Йоаким подался вперед.

– Но это только те, кто умер на хуторе, или другие покойные тоже?

– Вы имеете в виду моряков? – спросил Герлоф.

– Да. Или других людей, умерших в другом месте. Они тоже возвращаются?

Герлоф бросил взгляд на Тильду и, покачав головой, сказал:

– Это только народное поверье… С Рождеством связано много преданий. Это ведь самое темное время в году. В народе зима давно ассоциируется со смертью. После Рождества дни становятся длиннее, и жизнь возвращается на остров.

Йоаким помолчал и произнес:

– Я жду этого… Жду, когда тьма сменится светом.

Пятью минутами позже они уже стояли на улице, прощаясь. Йоаким протянул руку.

– У вас тут хорошо, – сказал Герлоф, пожимая ее. – Но будьте осторожны в шторм.

– Шторм? Вы имеете в виду снежную бурю?

Герлоф кивнул:

– Она случается не каждый год, но я чувствую, что этой зимой ее не избежать. Во время бури нельзя выходить из дома, особенно детям.

– А как можно узнать, что она надвигается? – спросил Йоаким. – Как вы, местные, определяете, что приближается буря?

– Смотрим на градусник и слушаем прогноз погоды, – с улыбкой ответил Герлоф. – В этом году рано похолодало, это плохой знак.

– Хорошо, спасибо за предупреждение. Мы будем осторожны.

– Вот и молодцы, – сказал Герлоф и пошел к машине, опираясь на Тильду. Внезапно он остановился и обернулся.

– Один только вопрос, – обратился он к Йоакиму. – Как ваша жена была одета в день трагедии?

Улыбка пропала с лица Йоакима.

– Простите?

– Вы помните, во что она была тогда одета?

– Ничего особенно. Сапоги, джинсы и зимняя куртка.

– Они сохранились?

Йоаким кивнул. На лице его отразилось страдание.

– Мне вернули одежду из больницы. В пакете.

– Можно мне ее взять? – спросил Герлоф.

– Взять? Вы имеете в виду одолжить?

– Да, одолжить. Я ничего с вещами не сделаю, только посмотрю.

– Хорошо. Я их еще не распаковывал. Сейчас принесу.

Он вернулся в дом.

– Возьми у него пакет, Тильда, – велел Герлоф, усаживаясь в машину.

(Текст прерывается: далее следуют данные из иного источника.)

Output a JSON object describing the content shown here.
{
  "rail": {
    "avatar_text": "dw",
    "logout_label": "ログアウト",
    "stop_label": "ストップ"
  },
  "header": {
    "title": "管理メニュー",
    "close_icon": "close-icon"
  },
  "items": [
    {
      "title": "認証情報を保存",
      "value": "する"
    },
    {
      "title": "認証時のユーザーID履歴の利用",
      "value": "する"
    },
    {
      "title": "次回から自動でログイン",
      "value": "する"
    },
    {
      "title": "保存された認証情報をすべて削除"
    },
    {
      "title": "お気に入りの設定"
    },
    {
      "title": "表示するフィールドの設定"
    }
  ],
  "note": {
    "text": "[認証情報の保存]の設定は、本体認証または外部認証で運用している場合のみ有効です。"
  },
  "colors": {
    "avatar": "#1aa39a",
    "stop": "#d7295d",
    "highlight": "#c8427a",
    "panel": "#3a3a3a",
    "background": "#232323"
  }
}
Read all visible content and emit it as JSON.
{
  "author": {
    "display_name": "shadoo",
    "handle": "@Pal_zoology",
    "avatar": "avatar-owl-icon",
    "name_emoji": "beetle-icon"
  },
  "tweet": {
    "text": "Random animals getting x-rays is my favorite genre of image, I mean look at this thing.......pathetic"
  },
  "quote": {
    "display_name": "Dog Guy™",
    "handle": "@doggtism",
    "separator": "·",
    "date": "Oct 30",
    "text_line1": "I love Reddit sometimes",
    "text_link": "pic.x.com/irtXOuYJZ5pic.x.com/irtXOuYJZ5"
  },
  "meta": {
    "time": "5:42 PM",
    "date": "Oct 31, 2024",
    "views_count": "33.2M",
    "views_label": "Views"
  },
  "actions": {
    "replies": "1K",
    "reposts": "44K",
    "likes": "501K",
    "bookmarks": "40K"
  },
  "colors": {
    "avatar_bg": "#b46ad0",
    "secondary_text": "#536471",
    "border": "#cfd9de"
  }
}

Когда Тильда вывела машину из ворот, Герлоф откинулся на спинку сиденья и вздохнул:

– Вот и поговорили. Видно, я все-таки старичок с трубкой, но что поделаешь…

У него на коленях лежал коричневый пакет с одеждой Катрин Вестин.

– Зачем тебе ее одежда? – спросила Тильда.

Герлоф опустил взгляд на пакет и сказал:

– Я вспомнил кое-что, когда мы стояли у торфяника. Как приносили людей в жертву.

– Что ты имеешь в виду? Что Катрин Вестин принесли в жертву?

Герлоф некоторое время разглядывал в окно торфяник.

– Я расскажу тебе больше после того, как осмотрю одежду, – наконец ответил он.

Когда они выехали на проселочную дорогу, Тильда сказала:

– Меня встревожил этот разговор.

– Встревожил? – переспросил Герлоф.

– Я тревожусь за Йоакима… И за детей. Такое ощущение, что Вестин верит во все то, о чем мы говорили в кухне.

– Да. Но ему было полезно поговорить. Он все еще горюет по своей жене. Что в этом удивительного?

– То, что он говорит о ней так, как будто она все еще жива… Как будто они скоро встретятся…

20

Прошло две недели с ограбления дома на пасторском хуторе, прежде чем братья Серелиус снова дали о себе знать. Одним темным декабрьским вечером они просто постучались в дверь к Хенрику, причем выбрав для этого самый неподходящий момент.

К тому времени стук в его квартире стал невыносимым, как капающая из крана вода, которую невозможно остановить. Сначала Хенрик думал, что все дело в старинной лампе, и после трех бессонных ночей отнес ее в машину. На следующее утро Хенрик съездил к сараю и оставил лампу там.

Однако наступившей ночью стук продолжился. Теперь он шел из стены в прихожей, но не из одной и той же: казалось, звук постоянно перемещается за обоями.

Значит, дело было не в лампе. Но тогда в чем? Что еще он с собой принес из леса или из того склепа, в который заполз впопыхах?

Или это какой-то дух просочился в квартиру через чертову спиритическую планшетку братьев Серелиус. В те вечера, когда они сидели за кухонным столом, уставившись на идиотский стакан под пальцем Томми, Хенрик явно ощущал в комнате чье-то присутствие.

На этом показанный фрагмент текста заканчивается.